Lorsque les Ottomans atteignirent les portes de Constantinople en 1453, les comportements islamiques avaient longtemps été impérialisées et se durcissaient également face à des conflits sans fin avec les croisés.

En utilisant une autorisation contestée de l’école de jurisprudence hanafite qu’ils ont suivie, ils ont converti Hagia Sophia et quelques autres grandes églises.

Mais ils ont également fait d’autres choses qui représentent les meilleures valeurs de l’islam : ils ont fourni une protection complète non seulement aux chrétiens grecs mais aussi aux arméniens, ont reconstruit Istanbul en tant que ville cosmopolite et ont rapidement accueilli les Juifs espagnols qui fuyaient l’Inquisition catholique.

Choisir son héritage

Aujourd’hui, des siècles plus tard, la question pour la Turquie est de savoir quel aspect de ce patrimoine ottoman complexe est vraiment le plus précieux.

Pour les conservateurs religieux qui se sont ralliés au président Recep Tayyip Erdogan au cours des deux dernières décennies, la principale réponse semble être la gloire impériale incarnée dans un dirigeant absolu. Pour d’autres Turcs, cependant, la grandeur des Ottomans réside dans leur pluralisme, enraciné au cœur même de l’islam, et cela inspirerait différentes initiatives aujourd’hui – peut-être ouvrir Sainte-Sophie au culte à la fois musulman et chrétien, comme je le conseille depuis des années.

Un autre serait la réouverture du séminaire de Halki, une école chrétienne de théologie qui a ouvert en 1844 sous les auspices ottomans, a été victime du nationalisme laïque en 1971, mais est toujours fermée malgré tous les appels des partisans de la liberté religieuse.

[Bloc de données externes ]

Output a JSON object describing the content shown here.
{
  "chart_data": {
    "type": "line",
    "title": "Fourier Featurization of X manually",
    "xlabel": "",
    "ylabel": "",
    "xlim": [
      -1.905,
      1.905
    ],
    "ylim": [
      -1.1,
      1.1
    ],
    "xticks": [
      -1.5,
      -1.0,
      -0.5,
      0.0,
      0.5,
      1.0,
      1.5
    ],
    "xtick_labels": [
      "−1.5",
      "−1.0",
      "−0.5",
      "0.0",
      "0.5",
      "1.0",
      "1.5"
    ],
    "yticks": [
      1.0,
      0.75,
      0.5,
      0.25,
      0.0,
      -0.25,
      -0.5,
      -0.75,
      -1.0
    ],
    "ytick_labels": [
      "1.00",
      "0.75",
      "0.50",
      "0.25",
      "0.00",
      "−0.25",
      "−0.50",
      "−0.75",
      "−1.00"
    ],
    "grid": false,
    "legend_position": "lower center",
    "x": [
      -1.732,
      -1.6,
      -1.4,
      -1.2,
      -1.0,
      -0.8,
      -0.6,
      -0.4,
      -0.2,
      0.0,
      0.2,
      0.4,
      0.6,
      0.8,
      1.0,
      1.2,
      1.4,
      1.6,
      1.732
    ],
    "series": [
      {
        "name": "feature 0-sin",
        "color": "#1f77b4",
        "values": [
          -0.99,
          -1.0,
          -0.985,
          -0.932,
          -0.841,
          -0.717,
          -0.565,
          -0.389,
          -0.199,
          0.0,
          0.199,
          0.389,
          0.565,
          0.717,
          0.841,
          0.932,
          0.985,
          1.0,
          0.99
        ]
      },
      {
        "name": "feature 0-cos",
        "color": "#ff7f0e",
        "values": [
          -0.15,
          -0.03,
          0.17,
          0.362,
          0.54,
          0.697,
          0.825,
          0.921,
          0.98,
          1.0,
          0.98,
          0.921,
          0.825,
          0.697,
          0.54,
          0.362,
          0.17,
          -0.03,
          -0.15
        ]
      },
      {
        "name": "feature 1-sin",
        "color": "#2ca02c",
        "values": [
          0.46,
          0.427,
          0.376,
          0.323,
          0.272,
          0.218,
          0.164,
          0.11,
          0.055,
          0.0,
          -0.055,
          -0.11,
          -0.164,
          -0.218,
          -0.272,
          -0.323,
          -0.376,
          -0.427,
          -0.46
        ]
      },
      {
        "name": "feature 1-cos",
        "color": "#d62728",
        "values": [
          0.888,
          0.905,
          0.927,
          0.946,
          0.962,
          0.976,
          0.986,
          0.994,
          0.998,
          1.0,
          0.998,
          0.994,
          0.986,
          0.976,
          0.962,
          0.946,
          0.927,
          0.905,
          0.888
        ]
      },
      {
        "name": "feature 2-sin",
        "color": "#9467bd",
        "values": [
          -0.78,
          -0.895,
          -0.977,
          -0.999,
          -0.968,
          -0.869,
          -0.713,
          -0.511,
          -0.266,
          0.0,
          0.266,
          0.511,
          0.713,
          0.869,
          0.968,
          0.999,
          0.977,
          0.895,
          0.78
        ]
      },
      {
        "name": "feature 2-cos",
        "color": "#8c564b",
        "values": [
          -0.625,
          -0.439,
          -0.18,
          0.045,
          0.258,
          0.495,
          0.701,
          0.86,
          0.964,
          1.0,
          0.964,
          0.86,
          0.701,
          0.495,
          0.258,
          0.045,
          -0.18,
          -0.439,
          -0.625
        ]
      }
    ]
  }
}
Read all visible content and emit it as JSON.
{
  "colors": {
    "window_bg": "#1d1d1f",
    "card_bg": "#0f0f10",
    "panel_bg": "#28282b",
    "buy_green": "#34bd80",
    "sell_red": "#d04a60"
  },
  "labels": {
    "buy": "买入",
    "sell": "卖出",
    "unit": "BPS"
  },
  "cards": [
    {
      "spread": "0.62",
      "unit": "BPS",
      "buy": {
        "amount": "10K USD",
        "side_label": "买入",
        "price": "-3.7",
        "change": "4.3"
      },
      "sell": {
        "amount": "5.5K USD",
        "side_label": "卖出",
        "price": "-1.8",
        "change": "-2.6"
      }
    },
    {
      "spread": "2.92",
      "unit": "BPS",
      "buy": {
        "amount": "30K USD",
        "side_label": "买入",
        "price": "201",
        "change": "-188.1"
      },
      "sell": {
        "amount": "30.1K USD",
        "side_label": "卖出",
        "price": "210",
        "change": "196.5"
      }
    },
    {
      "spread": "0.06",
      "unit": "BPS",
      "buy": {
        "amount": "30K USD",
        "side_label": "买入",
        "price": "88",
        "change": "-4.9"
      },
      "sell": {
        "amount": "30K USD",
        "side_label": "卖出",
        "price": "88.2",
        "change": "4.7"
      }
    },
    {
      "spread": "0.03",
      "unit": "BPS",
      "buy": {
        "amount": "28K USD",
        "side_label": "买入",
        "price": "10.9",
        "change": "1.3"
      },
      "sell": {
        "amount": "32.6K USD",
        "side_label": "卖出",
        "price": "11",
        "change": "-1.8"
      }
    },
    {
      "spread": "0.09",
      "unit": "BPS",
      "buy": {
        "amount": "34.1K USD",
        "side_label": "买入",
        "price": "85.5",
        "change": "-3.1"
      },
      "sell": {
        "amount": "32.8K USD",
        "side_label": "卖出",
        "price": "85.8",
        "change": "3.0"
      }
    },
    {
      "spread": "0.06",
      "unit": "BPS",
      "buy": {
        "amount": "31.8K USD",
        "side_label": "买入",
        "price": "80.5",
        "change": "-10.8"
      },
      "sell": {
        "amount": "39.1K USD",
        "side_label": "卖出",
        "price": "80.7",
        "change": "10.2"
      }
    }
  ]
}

Pour le monde musulman au sens large, Hagia Sophia est un rappel que notre tradition comprend à la fois notre foi et nos valeurs éternelles, ainsi qu’un héritage de l’impérialisme.

Ce dernier est un fait amer de l’histoire, comme l’impérialisme chrétien ou le nationalisme, qui ont visé nos mosquées et même nos vies – de Cordoue à Srebrenica.

Mais aujourd’hui, nous devrions essayer de guérir ces blessures du passé, pas en ouvrir de nouvelles.

Donc, si nous, musulmans, voulons vraiment faire revivre quelque chose du passé, concentrons-nous sur le modèle initié par le Prophète et mis en œuvre par le calife Umar.

Cela signifie qu’aucun sanctuaire ne doit être converti – ou reconverti.

Toutes les traditions religieuses doivent être respectées.

Et la magnanimité de la tolérance doit surmonter la mesquinerie du suprématisme.